Cain – I'm not sure. Before the second fight with Junior Dos Santos the majority of people were picking Cain to win the fight, I was one of them. He did it, though, in a way nobody expected – on the feet. This fight has a different feel. Its 1-1 going into the third and I don't think anyone is certain how it will pan out. The first fight was blighted by an injury to Cain, the second by person problems for JDS but coming into this one both men seem to be going well after decisive wins in their last respective last fights. At a push I would have to pick Cain but I really hope this isn't the last time they fight.
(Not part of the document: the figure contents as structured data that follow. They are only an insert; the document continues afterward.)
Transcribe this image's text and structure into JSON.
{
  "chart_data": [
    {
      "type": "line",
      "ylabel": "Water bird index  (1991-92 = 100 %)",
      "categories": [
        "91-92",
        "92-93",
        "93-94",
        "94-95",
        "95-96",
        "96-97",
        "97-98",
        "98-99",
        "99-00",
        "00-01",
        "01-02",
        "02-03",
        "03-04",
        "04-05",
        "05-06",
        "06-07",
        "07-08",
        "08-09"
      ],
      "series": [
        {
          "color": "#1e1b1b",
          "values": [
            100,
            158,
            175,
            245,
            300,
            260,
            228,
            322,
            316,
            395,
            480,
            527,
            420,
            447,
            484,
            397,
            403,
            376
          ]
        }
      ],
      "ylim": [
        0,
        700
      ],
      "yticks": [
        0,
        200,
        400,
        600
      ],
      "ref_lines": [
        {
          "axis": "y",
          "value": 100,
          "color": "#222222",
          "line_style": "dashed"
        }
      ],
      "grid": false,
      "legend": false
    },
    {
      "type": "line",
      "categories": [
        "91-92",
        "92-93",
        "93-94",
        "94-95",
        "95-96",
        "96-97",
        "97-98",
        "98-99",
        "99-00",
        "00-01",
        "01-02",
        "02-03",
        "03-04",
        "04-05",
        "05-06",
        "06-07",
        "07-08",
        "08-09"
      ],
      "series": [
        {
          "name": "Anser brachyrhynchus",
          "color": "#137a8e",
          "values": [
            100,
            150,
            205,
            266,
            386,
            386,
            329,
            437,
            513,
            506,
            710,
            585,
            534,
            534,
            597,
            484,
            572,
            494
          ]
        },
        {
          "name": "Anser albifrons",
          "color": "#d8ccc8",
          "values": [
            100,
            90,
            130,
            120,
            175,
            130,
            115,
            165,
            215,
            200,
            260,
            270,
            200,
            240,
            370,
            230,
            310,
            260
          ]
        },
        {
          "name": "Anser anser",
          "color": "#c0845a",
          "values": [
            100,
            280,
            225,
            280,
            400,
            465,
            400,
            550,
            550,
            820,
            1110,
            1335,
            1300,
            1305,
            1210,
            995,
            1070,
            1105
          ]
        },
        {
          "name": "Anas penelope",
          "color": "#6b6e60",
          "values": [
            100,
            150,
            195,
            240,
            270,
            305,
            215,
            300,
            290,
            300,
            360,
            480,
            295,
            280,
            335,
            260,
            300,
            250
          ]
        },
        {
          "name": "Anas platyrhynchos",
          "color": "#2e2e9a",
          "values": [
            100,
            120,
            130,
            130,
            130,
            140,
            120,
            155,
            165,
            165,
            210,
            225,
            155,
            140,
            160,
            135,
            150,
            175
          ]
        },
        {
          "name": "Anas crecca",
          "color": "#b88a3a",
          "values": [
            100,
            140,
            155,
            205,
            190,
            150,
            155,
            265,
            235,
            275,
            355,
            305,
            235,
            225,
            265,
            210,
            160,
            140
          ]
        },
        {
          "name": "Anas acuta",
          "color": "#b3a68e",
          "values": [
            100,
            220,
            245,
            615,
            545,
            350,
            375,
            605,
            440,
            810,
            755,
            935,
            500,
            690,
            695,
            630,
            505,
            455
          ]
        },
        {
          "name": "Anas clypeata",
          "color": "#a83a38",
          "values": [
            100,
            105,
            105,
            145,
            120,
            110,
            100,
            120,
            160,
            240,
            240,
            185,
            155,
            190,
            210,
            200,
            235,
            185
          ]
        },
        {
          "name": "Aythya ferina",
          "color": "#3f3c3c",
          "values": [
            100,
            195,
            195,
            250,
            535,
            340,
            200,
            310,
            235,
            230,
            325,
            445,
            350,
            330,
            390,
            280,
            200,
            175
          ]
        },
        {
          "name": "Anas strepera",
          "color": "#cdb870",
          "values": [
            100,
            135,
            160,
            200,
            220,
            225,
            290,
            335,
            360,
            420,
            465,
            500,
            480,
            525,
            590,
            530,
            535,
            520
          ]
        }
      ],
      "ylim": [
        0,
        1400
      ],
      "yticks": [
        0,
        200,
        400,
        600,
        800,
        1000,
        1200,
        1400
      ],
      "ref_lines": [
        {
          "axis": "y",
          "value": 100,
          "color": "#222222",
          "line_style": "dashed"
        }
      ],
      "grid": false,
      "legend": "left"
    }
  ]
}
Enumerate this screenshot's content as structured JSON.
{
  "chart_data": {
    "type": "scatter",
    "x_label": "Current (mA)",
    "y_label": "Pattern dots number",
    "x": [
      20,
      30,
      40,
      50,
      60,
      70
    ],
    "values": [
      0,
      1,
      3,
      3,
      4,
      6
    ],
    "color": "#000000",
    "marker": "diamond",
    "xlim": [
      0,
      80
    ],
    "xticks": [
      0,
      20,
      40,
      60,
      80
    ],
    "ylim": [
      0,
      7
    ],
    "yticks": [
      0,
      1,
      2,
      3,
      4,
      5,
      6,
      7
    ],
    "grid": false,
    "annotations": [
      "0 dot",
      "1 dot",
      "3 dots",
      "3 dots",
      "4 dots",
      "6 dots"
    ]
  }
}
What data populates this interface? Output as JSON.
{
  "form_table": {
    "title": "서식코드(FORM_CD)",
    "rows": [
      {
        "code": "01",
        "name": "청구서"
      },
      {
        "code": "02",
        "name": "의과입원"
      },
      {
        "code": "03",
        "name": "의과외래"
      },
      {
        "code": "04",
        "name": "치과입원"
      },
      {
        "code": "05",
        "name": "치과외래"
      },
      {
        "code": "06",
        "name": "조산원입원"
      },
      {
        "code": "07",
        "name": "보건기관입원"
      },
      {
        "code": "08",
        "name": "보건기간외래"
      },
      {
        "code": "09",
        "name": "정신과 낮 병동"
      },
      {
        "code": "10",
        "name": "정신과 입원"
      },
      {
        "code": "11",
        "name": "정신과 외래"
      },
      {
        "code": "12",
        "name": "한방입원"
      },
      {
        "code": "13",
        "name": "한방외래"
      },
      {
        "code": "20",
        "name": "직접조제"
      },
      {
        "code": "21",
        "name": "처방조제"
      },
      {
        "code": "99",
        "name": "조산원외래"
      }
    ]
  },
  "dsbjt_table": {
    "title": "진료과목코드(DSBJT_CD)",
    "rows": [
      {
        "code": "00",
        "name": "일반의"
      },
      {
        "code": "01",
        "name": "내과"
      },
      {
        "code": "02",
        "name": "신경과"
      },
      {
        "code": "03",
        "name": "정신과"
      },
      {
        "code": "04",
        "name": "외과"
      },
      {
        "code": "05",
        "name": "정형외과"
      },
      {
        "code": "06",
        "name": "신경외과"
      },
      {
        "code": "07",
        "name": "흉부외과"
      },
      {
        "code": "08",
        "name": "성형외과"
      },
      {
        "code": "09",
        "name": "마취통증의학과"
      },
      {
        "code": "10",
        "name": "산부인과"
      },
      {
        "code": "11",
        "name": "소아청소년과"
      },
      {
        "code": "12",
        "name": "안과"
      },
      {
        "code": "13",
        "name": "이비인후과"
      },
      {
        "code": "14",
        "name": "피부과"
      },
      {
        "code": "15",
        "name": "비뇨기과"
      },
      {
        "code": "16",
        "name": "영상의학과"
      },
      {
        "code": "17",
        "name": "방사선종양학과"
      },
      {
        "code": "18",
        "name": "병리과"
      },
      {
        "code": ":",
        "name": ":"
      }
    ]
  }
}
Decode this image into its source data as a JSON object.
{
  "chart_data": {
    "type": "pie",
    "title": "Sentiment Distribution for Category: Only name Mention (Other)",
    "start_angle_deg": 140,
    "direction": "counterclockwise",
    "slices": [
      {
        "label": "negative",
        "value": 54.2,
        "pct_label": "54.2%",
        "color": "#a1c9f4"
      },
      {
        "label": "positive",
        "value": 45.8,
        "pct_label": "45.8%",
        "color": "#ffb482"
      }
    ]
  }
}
It's most definitely worth the watch. This is Mayweather's toughest fight since Oscar De la Hoya. Canelo is a power puncher who can fight in all area's. He was known mostly as an attacking aggressive fighter before his last fight. Against Austin Trout, Canelo showed he can box too. It was a total philosophy change from his previous fights, possibly with one eye on Mayweather, and although he didn't set the world alight in that fight he certainly showed his versatility. No doubt he will be even better this time. Will it be enough to dethrone the pound-for-pound king though? I'm not so sure. Floyd is a masterful boxer. He is the best defensive fighter off all time and wins his fights with twelve round processions of counter punching brilliance. That will be his gameplan. For Canelo to win he needs to be patient. He can't bum rush Floyd because he will get caught on the counter. He needs to use he fakes and try to get Floyd to attack him. The left-hook to the body is the money punch, no pun intended, for the Mexican. He will have to land that regularly to have any chance of winning this. It's going to be a great fight. Heart says Canelo, head says Floyd. Also, Lucas Mathysse is going to knock out Danny Garcia in the co-main and finally shut up his Garcia's father.
@SeanSheehanBA @hovmma Can Affleck pull off Batman!?!?!?
— Tommy Toe Hold (@TommyToeHold) September 11, 2013
NO WAY!!!! He is a truly terrible actor. The town is the only film he was ever good in and that's because he was basically playing himself. Argo was a great film and he wasn't bad but his hair looked like it was stuck on with duck-tape, who can buy that? Don't get me started on Daredevil, he was even worse than Colin Farrell. What about the piece de resistance? Pearl Harbor. The single worst film ever made.
Now considering this is an MMA Q&A, Tommy, I feel your question infers who would I choose from MMA to be Batman. I'm glad you asked my animated friend because there is an obvious answer. Matt Brown. Firstly his nickname is “The Immortal” when he isn't actually immortal, if that's not Batman then what is? Secondly, have you seen that guy in a press conference? He sits there with a dead-pan facial expression just waiting for something to happen so he can suit up and rescue someone. I can imagine seeing just his mouth and eyes peeking out of a leather mask when he exits the arena to save his city after leaving yet another welterweight unconscious inside the Octagon. If I were him I would answer every question “I'm Batman”. Who's going argue? Nobody. That's who.